[ LXXIII]

Of Parallels and Diagonals

To find the centre of a square or other rectangular figure we have but to draw its two diagonals, and their intersection will give us the centre of the figure (see 137 A). We do the same with perspective figures, as at B. In Fig. C is shown how a diagonal, drawn from one angle of a square B through the centre O of the opposite side of the square, will enable us to find a second square lying between the same parallels, then a third, a fourth, and so on. At figure K lying on the ground, I have divided the farther side of the square mn into ¼, ⅓, ½. If I draw

a diagonal from G (at the base) through the half of this line I cut off on FS the lengths or sides of two squares; if through the quarter I cut off the length of four squares on the vanishing line FS, and so on.

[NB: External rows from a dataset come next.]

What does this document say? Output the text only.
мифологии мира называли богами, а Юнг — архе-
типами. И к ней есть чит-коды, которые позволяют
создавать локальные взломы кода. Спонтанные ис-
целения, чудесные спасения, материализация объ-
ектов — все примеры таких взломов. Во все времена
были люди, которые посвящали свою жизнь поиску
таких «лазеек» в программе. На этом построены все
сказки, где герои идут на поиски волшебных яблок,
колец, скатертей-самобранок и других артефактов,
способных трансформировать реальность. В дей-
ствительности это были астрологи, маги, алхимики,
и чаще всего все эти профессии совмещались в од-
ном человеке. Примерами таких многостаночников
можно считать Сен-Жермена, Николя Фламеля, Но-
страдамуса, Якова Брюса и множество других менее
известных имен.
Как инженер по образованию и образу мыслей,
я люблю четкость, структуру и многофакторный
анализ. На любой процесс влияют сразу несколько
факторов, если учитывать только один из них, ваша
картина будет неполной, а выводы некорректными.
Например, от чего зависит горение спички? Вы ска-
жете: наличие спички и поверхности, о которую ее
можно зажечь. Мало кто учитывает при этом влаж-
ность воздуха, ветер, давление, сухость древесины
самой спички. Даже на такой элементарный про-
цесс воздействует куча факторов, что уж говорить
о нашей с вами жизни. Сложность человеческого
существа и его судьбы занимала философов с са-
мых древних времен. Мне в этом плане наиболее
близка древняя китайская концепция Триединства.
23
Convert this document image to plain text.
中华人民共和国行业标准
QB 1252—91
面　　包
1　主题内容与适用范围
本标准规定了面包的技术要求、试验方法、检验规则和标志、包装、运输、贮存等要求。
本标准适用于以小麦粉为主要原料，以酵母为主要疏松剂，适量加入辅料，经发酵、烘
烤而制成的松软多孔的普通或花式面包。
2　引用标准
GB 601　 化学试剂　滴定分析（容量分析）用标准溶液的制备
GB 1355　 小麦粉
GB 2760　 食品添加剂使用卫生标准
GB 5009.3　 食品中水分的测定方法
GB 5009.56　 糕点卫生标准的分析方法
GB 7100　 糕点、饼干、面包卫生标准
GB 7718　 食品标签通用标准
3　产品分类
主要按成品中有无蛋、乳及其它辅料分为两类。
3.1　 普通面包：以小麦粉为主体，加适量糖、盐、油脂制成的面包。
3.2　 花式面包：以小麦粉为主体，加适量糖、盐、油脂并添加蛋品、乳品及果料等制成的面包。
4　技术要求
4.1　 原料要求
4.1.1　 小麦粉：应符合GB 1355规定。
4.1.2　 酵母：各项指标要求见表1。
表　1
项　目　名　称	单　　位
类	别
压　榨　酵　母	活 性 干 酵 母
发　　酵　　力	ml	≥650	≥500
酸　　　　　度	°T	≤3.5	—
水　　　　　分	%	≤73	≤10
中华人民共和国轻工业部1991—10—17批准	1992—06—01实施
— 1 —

In Fig. 137 D is shown how easily any number of objects at any equal distances apart, such as posts, trees, columns, &c., can be drawn by means of diagonals between parallels, guided by a central line GS.

[ LXXIV]

The Square, the Oblong, and their Diagonals

Having found the centre of a square or oblong, such as Figs. 138 and 139, if we draw a third line through that centre at a given angle and then at each of its extremities draw perpendiculars AB, DC, we divide that square or oblong into three parts, the two outer portions being equal to each other, and the centre one either

larger or smaller as desired; as, for instance, in the triumphal arch we make the centre portion larger than the two outer sides. When certain architectural details and spaces are to be put into perspective, a scale such as that in Fig. 123 will be found of great convenience; but if only a ready division of the principal proportions is required, then these diagonals will be found of the greatest use.